Мозг все мои слова в точности и подтвердил. Даже развил мысль про аварию и про мою самоотверженность меж галактиками. Сочинил, как меня током било: я-де ток через себя пропускал тысячу лет, чтобы подпитывать саркофаги командора и главного гуманиста. Не было у меня другой возможности спасти начальство, как встать на место разрыва кабеля и ток через себя пустить. Стоял, пока Мозг плёл новый кабель. Сто лет тянули кабель! Таковы были сложность и масштаб аварии. Без меня – всем смерть.

Командор задумался. Даже сочувствующие обозначились среди уцелевших. Зашелестел шёпот о медали «За героизм». И о премии.

– Брешут! – заорал из своей клетки Задиристый, свирепо работая пятками. – Он замок золотой открыл! Носу оттуда не казал весь полёт! Не обыскивайте его, бесполезно! Ключ они под ковром прячут!       

Моментом объявился Завистник с моим ключом. Уже вынул из-под ковра, сволочь услужливая.

– Это как понимать, Мозг? – командор постукивал ключом о ключ; моим о ключ удивлённого Осириса. – Ты же электронный правдолюб. Объясни загадку двух ключей. Интересу ради.
– Ничего не знаю, – сразу ответил Мозг. – Был неверно понят. У меня алиби.
– Ах, «алиби» у него... – прорычал командор, зверея.
– Лжец сочинил вашему Мозгу душу! – снова заверещал Задиристый, улепётывая от Устрашателя. – И загрузил её в разъём Мозга! Я видел! Поместите этого длинноногого Лжеца вместо меня! Я стал правдив! 
– Вы изобрели электронную душу?! – аж подпрыгнул главный гуманист.
– Увы, – вынужден был признать я под напором тяжких улик. – Теперь каждый сможет обрести электронное бессмертие и стать Лжецом. В электронном смысле. 
– Командор... – сипло выдавил потрясённый Осирис. – Это же открытие всех времён! Лучшие умы галактики, тысячелетиями... Я уже вижу наши души в электронном формате! Вижу себя бессмертным!! Прекрасным андроидом-великаном!!! 
– А я вижу, что теперь у нас два Лжеца, – ледяным тоном возразил Анубис. – Хвала гуманизму, одного я могу выключить.
– Не надо! – завопил Мозг.  – Я готов сотрудничать со следствием!
– Заткнись, – отрезал командор.  – Бастет, включите стационарный Мозг вместо этого мобильника.   

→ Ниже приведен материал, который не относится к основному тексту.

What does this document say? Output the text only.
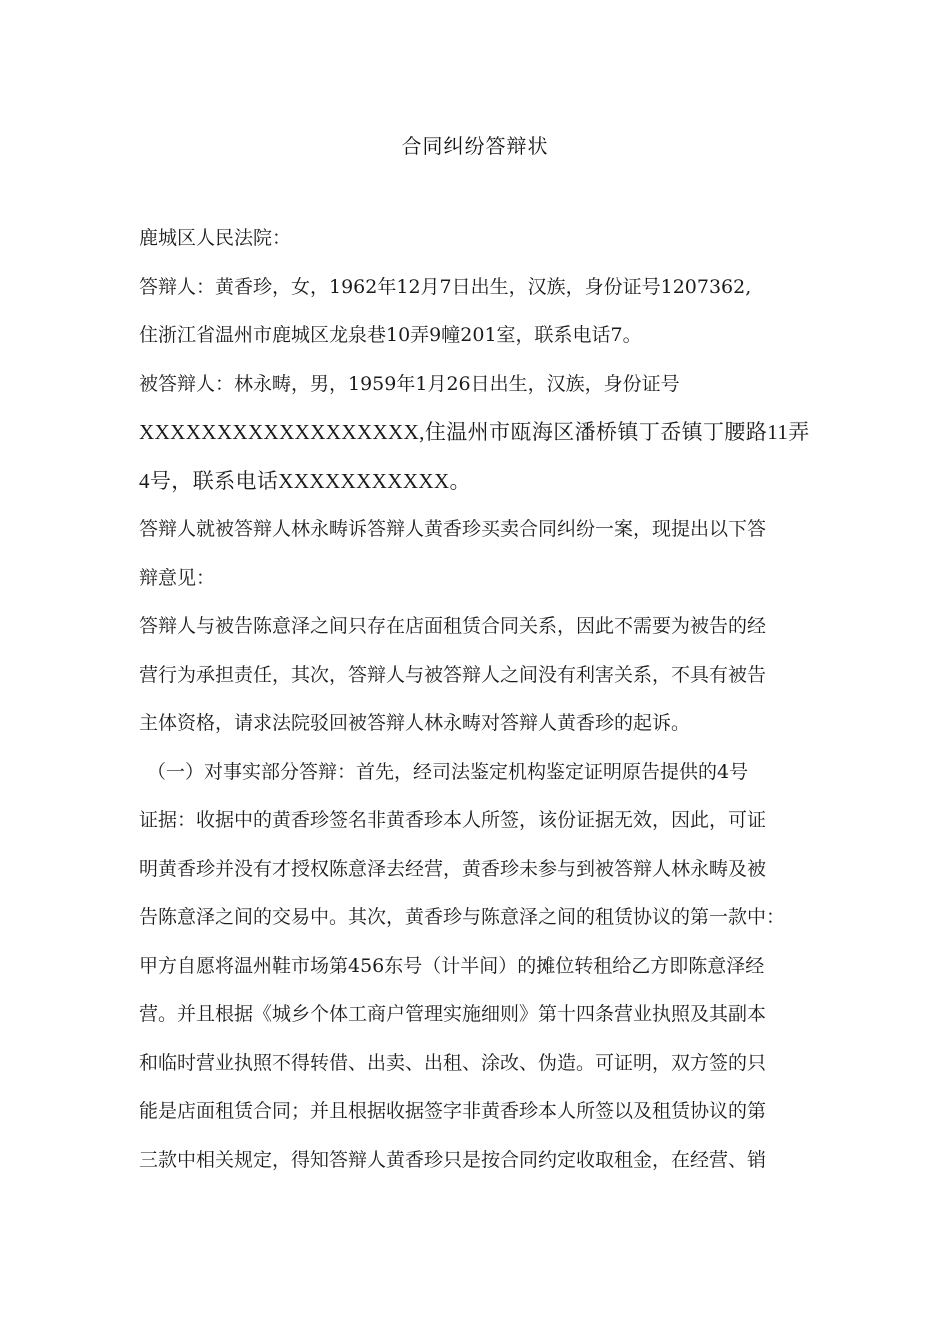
合同纠纷答辩状
鹿城区人民法院：
答辩人：黄香珍，女，1962年12月7日出生，汉族，身份证号1207362,
住浙江省温州市鹿城区龙泉巷10弄9幢201室，联系电话7。
被答辩人：林永畴，男，1959年1月26日出生，汉族，身份证号
XXXXXXXXXXXXXXXXXX,住温州市瓯海区潘桥镇丁岙镇丁腰路11弄
4号，联系电话XXXXXXXXXXX。
答辩人就被答辩人林永畴诉答辩人黄香珍买卖合同纠纷一案，现提出以下答
辩意见：
答辩人与被告陈意泽之间只存在店面租赁合同关系，因此不需要为被告的经
营行为承担责任，其次，答辩人与被答辩人之间没有利害关系，不具有被告
主体资格，请求法院驳回被答辩人林永畴对答辩人黄香珍的起诉。
（一）对事实部分答辩：首先，经司法鉴定机构鉴定证明原告提供的4号
证据：收据中的黄香珍签名非黄香珍本人所签，该份证据无效，因此，可证
明黄香珍并没有才授权陈意泽去经营，黄香珍未参与到被答辩人林永畴及被
告陈意泽之间的交易中。其次，黄香珍与陈意泽之间的租赁协议的第一款中：
甲方自愿将温州鞋市场第456东号（计半间）的摊位转租给乙方即陈意泽经
营。并且根据《城乡个体工商户管理实施细则》第十四条营业执照及其副本
和临时营业执照不得转借、出卖、出租、涂改、伪造。可证明，双方签的只
能是店面租赁合同；并且根据收据签字非黄香珍本人所签以及租赁协议的第
三款中相关规定，得知答辩人黄香珍只是按合同约定收取租金，在经营、销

Вспыхнули огоньки на огромном пульте, а Завистник услужливо щёлкнул фальшивым выключателем на корпусе Мозга. Тот уронил манипуляторы, испустил жалобный стон и угас глазами; медленно-медленно, картинно и печально. Словом, умирал он до отвращения глупо и показушно; в последние дни Мозг стал тяготеть к сочинительству слащавых трагедий со смертельным исходом, с прологом и эпилогом, о безответной любви несчастной машины к прекрасной, но распутной богине-блондинке в прозрачном и коротеньком халатике.
– За борт этот мобильный металлолом, – скомандовал Анубис. 
– Но, командор! – возмутился главный гуманист. – Он же из золота весь. Золото мы обязаны сдать. По описи.
– Ах да, «драгметаллы»... – поморщился командор. – Тогда уберите их с глаз моих.  Лжеца бросьте Устрашателю. Он нам больше не нужен.

И сразу ярче засветили лампы в зале: Задиристый на радостях наподдал ходу, раскручивая пятками генераторы. И показал мне язык.

– Протестую! – снова возмутился Осирис. – Лжец знает тайну электронной души. С нас головы снимут за утрату столь драгоценных сведений. Все Отцы Гуманизма мечтают жить вечно. Сам слышал.
– Они околели давно, – удивился командор. – Мы миллион лет в полёте.
– Наш «перпетуум мобиле» доложит о вашем недальновидном поступке преемникам Отцов, – с иронией пообещал Осирис. – Я уже вижу наши головы в Горшках Правды.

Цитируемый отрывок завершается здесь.